11
July
2019
|
16:42
Europe/Amsterdam

Access to a section of Aberdeen beach to be closed due to coastal erosion

Access to a 500m section of Aberdeen beach is being closed to the public from Friday 12 July due to considerable erosion of sand caused by recent storms.

An estimated 140,000 tonnes has been displaced by the wind and tides leaving a deficit of up to 2m in some places.

Unfortunately, this means it poses a risk of potential accidents due to the huge drops created at the bottom of the lower promenade steps down onto the beach by the loss of the sand, and it would also be a risk for emergency services if they had to try to reach people from the promenade.

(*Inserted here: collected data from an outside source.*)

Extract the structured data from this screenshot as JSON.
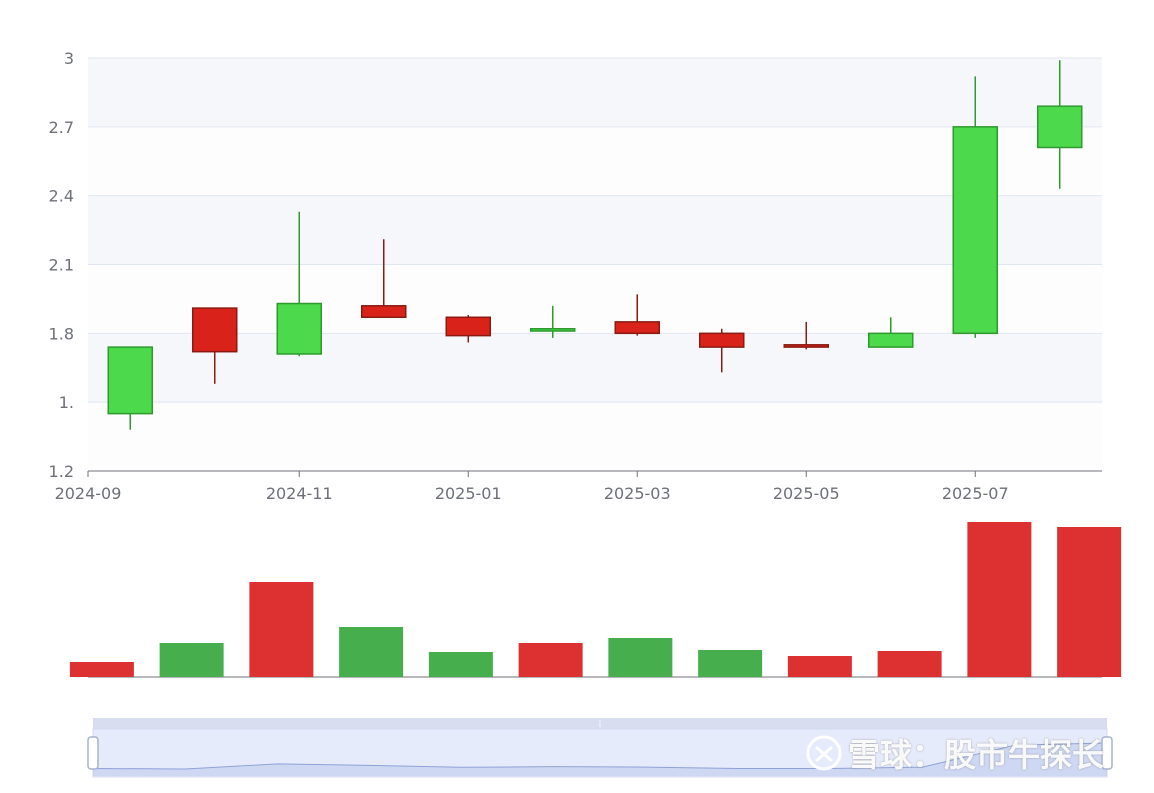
{
  "chart_data": [
    {
      "type": "candlestick",
      "x": [
        "2024-09",
        "2024-10",
        "2024-11",
        "2024-12",
        "2025-01",
        "2025-02",
        "2025-03",
        "2025-04",
        "2025-05",
        "2025-06",
        "2025-07",
        "2025-08"
      ],
      "ohlc": [
        {
          "open": 1.45,
          "close": 1.74,
          "low": 1.38,
          "high": 1.74
        },
        {
          "open": 1.91,
          "close": 1.72,
          "low": 1.58,
          "high": 1.91
        },
        {
          "open": 1.71,
          "close": 1.93,
          "low": 1.7,
          "high": 2.33
        },
        {
          "open": 1.92,
          "close": 1.87,
          "low": 1.87,
          "high": 2.21
        },
        {
          "open": 1.87,
          "close": 1.79,
          "low": 1.76,
          "high": 1.88
        },
        {
          "open": 1.81,
          "close": 1.82,
          "low": 1.78,
          "high": 1.92
        },
        {
          "open": 1.85,
          "close": 1.8,
          "low": 1.79,
          "high": 1.97
        },
        {
          "open": 1.8,
          "close": 1.74,
          "low": 1.63,
          "high": 1.82
        },
        {
          "open": 1.75,
          "close": 1.74,
          "low": 1.73,
          "high": 1.85
        },
        {
          "open": 1.74,
          "close": 1.8,
          "low": 1.74,
          "high": 1.87
        },
        {
          "open": 1.8,
          "close": 2.7,
          "low": 1.78,
          "high": 2.92
        },
        {
          "open": 2.61,
          "close": 2.79,
          "low": 2.43,
          "high": 2.99
        }
      ],
      "y_ticks": [
        "1.2",
        "1.",
        "1.8",
        "2.1",
        "2.4",
        "2.7",
        "3"
      ],
      "ylim": [
        1.2,
        3.0
      ],
      "x_tick_labels": [
        "2024-09",
        "2024-11",
        "2025-01",
        "2025-03",
        "2025-05",
        "2025-07"
      ],
      "colors": {
        "up": "#4cd94c",
        "down": "#d9231a",
        "up_border": "#2e9a2e",
        "down_border": "#8b1a12"
      },
      "grid": true
    },
    {
      "type": "bar",
      "x": [
        "2024-09",
        "2024-10",
        "2024-11",
        "2024-12",
        "2025-01",
        "2025-02",
        "2025-03",
        "2025-04",
        "2025-05",
        "2025-06",
        "2025-07",
        "2025-08"
      ],
      "values": [
        15,
        34,
        95,
        50,
        25,
        34,
        39,
        27,
        21,
        26,
        155,
        150
      ],
      "colors": [
        "#dd3131",
        "#47ae4d",
        "#dd3131",
        "#47ae4d",
        "#47ae4d",
        "#dd3131",
        "#47ae4d",
        "#47ae4d",
        "#dd3131",
        "#dd3131",
        "#dd3131",
        "#dd3131"
      ]
    }
  ],
  "slider": {
    "handle_glyph": "⁞",
    "preview_values": [
      1.74,
      1.72,
      1.93,
      1.87,
      1.79,
      1.82,
      1.8,
      1.74,
      1.74,
      1.8,
      2.7,
      2.79
    ]
  },
  "watermark": {
    "text": "雪球：股市牛探长",
    "logo": "xueqiu-logo-icon"
  }
}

Aberdeen City Council is taking emergency action to close access to the area of the beach affected, approximately from The Range to  just north of the toilet block at Fittie.

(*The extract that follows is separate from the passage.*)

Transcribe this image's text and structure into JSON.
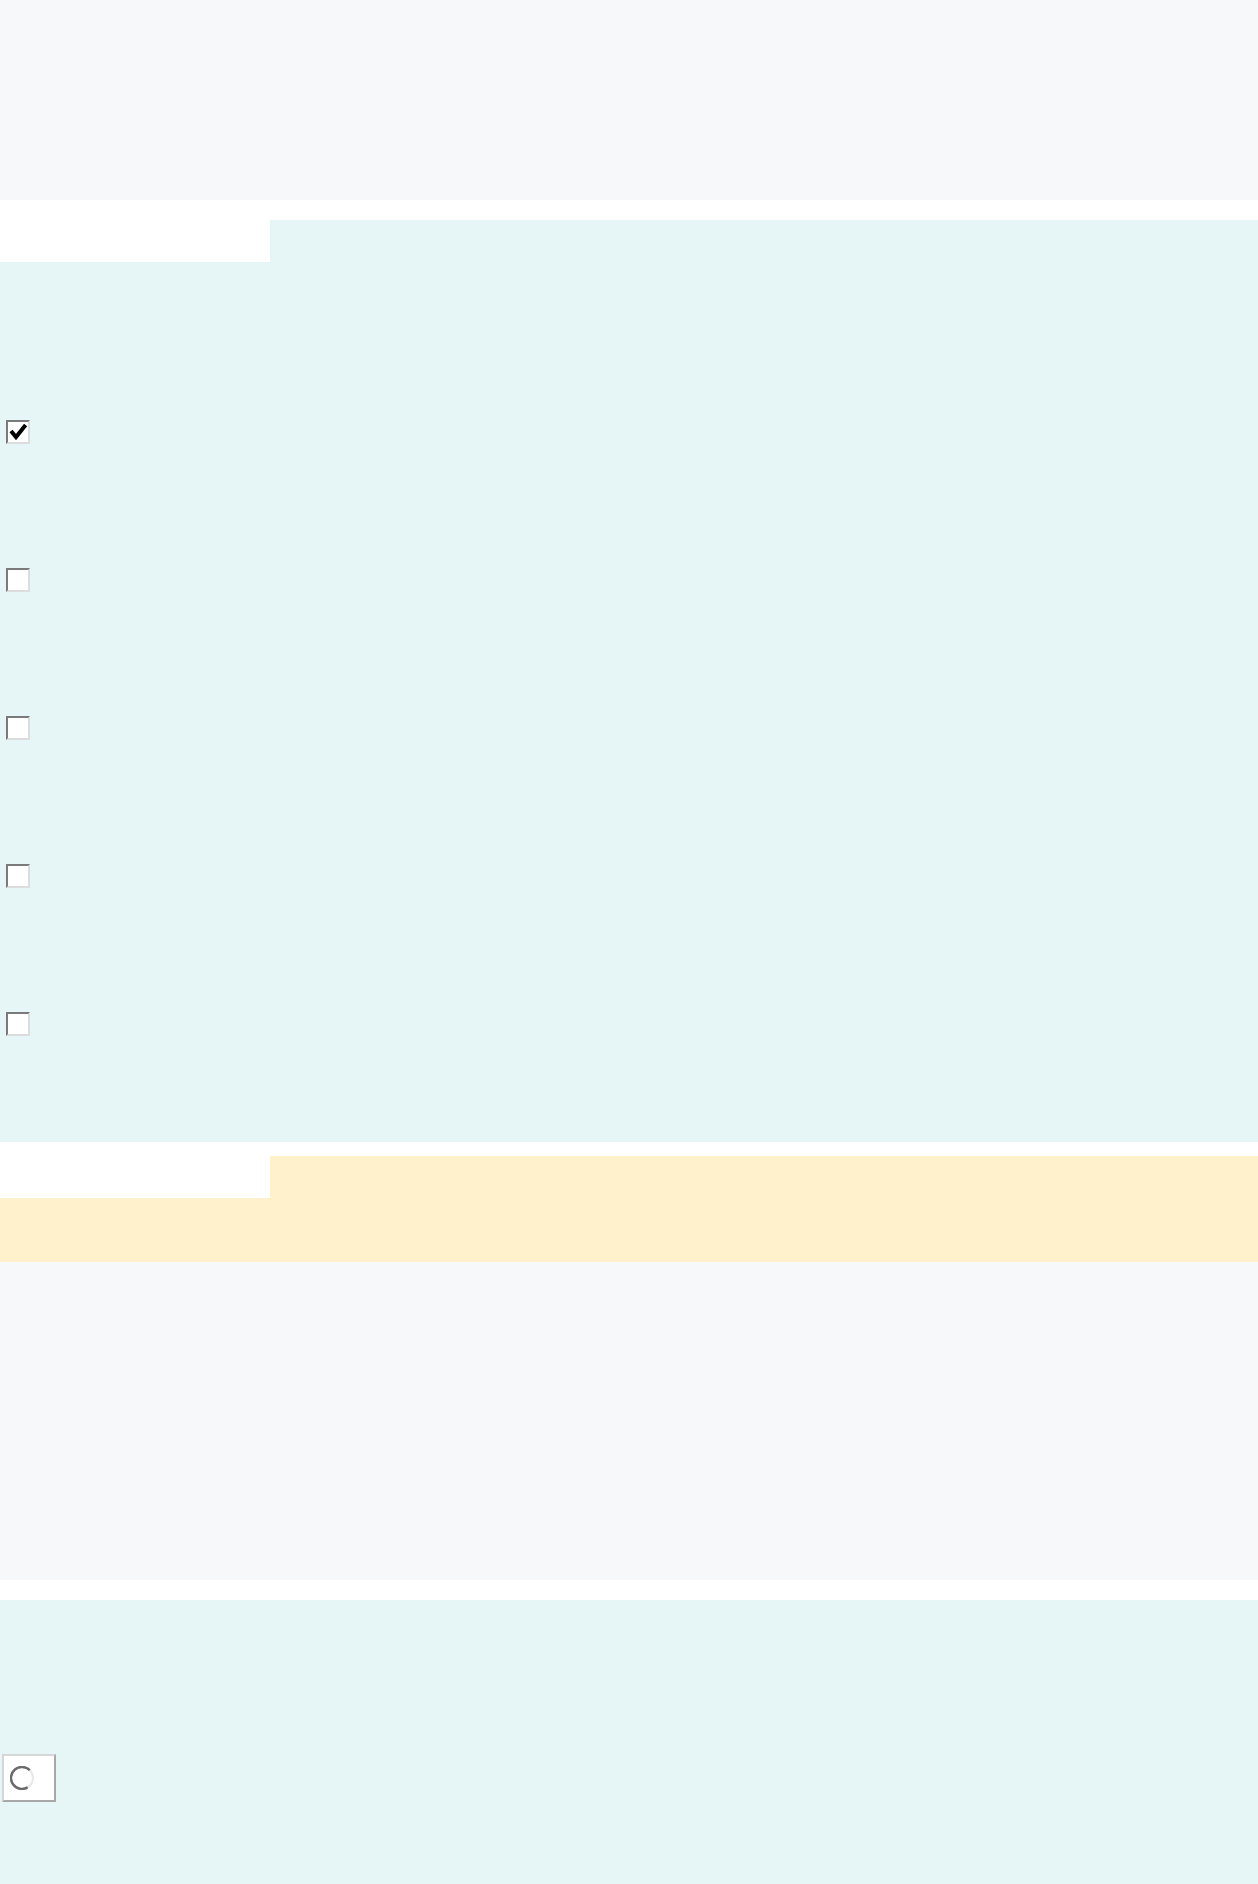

Signs will be erected warning beach users that there is no safe access or egress from the beach within the above area. Some of these temporary signs may be replaced over the coming weeks with more permanent signs.

It should be emphasised beach levels fluctuate almost on a daily basis and big changes can occur overnight as the result of storm action. Aberdeen City Council staff check sand levels on a monthly basis which will now be checked bi-weekly until such time as sand levels begin to recover.

Aberdeen City Council operational delivery convener Councillor John Wheeler said: “We’re very aware how popular the beach is, especially now the school summer holidays have just started.

“We cannot place residents and visitors in danger where they may have an accident trying to get down onto the beach where large amounts of sand have been washed away, or where the emergency services might not be able to get to people easily.

“We hope the sand will return naturally as the sand levels fluctuate almost on a daily basis and our staff will check them twice a week to monitor the situation.”

Although the sand levels do recover over time, Aberdeen beach is subject to a net loss of sand with the prevailing drift from south to north and may require periodical recharging.

Should further erosion occur, Aberdeen City Council may have to consider:

  • Replenishing the beach with further sand;
  • Moving sand from the north end (if feasible);
  • Placing rock armour in front of the wall;
  • Extending the access ramps;
  • Or a combination of the above.

Work is on-going with Aberdeen City Council structural, coastal and flooding engineers and consultants to develop a long-term strategy for the beach and associated sea defences.